Enfin, redisons-le aussi… et en ce qui me concerne c’est une réelle fierté de l’assumer ici aujourd’hui :
en faisant le choix de couvrir l’intégralité du territoire breton, nous sommes fidèles à notre volonté de ne laisser aucun Breton de côté.

Avec cette règle du 1 pour 1…
1 prise déployée en zone urbaine = 1 prise déployée en zone rurale…
nous avons fait le choix de la solidarité territoriale et financière, plutôt que la compétitivité entre les territoires.

Et pour nous, que les choses soient claires : cette solidarité territoriale n’est pas négociable !
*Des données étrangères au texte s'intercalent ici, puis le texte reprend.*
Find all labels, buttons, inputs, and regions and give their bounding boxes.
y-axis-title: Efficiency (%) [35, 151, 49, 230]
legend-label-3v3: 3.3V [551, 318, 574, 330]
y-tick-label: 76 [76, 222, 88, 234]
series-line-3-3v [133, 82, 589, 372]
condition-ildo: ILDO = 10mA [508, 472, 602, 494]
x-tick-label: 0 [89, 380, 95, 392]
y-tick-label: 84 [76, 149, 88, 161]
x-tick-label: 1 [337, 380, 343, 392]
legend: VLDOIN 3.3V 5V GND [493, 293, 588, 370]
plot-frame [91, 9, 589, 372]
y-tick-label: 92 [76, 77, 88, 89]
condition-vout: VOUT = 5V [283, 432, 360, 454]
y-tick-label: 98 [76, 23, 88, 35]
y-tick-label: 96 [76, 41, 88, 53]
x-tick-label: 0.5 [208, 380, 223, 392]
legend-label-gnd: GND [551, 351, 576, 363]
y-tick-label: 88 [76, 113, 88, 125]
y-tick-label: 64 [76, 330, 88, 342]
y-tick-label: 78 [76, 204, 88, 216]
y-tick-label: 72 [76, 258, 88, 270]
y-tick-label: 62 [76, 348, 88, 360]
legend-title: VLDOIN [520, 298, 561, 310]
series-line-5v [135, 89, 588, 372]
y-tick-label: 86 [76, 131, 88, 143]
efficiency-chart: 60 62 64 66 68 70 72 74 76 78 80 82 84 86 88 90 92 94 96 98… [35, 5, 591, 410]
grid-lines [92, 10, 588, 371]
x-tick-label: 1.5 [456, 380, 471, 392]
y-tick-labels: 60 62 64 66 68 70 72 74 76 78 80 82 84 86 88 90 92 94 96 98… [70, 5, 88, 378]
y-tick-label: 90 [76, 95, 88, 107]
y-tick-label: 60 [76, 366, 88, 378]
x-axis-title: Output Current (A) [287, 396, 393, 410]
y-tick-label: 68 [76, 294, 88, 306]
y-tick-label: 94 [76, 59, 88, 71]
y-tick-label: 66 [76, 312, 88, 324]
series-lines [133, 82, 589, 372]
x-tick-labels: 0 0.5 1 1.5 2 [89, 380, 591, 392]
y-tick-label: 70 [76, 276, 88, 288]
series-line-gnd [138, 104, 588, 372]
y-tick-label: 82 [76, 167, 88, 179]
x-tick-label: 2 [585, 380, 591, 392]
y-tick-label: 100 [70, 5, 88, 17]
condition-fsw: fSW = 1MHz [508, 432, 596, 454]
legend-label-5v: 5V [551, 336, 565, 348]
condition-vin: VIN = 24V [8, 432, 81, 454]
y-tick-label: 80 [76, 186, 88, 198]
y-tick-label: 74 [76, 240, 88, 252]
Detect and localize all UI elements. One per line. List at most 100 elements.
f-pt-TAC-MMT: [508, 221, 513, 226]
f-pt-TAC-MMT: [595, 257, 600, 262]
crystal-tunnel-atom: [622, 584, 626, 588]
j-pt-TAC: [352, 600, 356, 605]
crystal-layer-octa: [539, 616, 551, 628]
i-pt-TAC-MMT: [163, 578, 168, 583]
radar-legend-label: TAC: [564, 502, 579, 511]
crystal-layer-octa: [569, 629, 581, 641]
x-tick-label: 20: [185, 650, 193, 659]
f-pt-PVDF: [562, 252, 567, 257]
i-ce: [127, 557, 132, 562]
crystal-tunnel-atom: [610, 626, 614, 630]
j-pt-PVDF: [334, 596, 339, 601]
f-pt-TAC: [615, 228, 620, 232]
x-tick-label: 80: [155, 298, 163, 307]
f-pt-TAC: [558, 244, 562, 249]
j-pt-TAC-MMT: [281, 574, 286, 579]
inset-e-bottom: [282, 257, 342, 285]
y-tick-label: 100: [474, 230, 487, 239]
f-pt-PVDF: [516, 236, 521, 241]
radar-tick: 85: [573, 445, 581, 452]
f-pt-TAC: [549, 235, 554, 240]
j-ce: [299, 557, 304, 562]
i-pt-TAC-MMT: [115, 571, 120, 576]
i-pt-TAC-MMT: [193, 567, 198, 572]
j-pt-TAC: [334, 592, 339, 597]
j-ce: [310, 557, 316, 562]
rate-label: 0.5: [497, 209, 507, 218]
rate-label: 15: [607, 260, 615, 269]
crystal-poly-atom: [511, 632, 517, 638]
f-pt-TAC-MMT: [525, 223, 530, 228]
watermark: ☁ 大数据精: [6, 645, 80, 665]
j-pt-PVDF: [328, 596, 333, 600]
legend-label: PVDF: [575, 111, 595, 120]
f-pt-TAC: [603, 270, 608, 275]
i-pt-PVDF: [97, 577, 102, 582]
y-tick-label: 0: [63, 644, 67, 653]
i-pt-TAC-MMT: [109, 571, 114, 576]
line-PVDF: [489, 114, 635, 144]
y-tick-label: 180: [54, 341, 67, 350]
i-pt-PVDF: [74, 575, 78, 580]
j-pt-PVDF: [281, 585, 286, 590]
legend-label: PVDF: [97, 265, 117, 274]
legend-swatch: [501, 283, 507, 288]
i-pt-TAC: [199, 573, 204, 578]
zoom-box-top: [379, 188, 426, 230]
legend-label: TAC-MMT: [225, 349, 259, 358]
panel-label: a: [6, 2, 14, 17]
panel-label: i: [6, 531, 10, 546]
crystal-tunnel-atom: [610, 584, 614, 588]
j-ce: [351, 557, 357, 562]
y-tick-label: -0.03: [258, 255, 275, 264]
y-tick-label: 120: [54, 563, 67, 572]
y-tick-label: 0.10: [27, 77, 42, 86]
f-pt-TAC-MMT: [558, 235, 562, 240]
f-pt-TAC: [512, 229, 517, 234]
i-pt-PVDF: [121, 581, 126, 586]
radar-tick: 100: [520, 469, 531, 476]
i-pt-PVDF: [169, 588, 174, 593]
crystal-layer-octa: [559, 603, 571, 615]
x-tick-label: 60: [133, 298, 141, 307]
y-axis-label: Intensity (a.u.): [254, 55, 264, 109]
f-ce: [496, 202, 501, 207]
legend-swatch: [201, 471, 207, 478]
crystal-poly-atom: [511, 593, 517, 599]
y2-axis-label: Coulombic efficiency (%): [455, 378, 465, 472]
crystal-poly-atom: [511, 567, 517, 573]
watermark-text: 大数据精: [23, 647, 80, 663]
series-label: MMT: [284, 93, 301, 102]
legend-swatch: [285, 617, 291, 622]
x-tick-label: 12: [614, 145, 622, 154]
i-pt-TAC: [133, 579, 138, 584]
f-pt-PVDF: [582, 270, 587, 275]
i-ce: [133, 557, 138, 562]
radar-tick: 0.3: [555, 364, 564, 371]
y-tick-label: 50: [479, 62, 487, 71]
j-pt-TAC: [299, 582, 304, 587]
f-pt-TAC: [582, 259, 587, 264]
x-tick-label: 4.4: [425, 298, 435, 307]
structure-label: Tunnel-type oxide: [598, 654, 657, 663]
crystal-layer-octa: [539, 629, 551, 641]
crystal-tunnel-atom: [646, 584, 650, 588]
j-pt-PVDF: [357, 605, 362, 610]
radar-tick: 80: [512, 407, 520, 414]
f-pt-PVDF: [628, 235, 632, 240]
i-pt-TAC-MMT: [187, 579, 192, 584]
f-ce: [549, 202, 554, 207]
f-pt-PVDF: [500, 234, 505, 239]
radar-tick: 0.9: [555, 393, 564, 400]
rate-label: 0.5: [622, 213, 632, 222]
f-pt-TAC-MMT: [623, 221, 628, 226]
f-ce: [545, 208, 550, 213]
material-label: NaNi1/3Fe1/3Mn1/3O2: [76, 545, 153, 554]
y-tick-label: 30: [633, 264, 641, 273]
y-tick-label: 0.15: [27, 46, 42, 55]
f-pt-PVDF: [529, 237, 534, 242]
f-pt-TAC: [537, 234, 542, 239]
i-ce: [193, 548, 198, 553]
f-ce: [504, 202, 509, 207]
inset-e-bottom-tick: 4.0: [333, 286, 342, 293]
Néanmoins, nous savons qu’il faut avancer…
que les besoins et les attentes sont là et que des frustrations peuvent naître… notamment pour les territoires qui sont programmés sur la phase 3.
On le sait, de nouvelles solutions peuvent émerger avec la révision possible des stratégies des opérateurs, mais aussi avec le soutien annoncé de l’Etat. Et dans tous les cas, avant 2030, les montées en débit vont continuer de progresser, puisque 90% des Bretons seront, d’ici 2022 à plus de 8 Mb/s.
Chacun peut comprendre que tout cela ne peut pas se faire en un seul jour, et les abondements financiers qui sont réclamés par certains ne réduiront pas les contraintes.

Alors cessons les polémiques inutiles… tout en regardant les difficultés en face et en y répondant…
Et ce n’est pas un vœu pieux, mais une réalité éprouvée : la Bretagne ne réussit jamais mieux que lorsqu’elle avance unie et groupée. ET comme l’a dit hier lors de son discours de politique générale notre collègue Marc Le Fur : « Ne jouons pas dispersés ! ». Je vous dit banco cher collègue.

Oui, 100 fois OUI : JOUONS COLLECTIF ! Et uniquement collectif.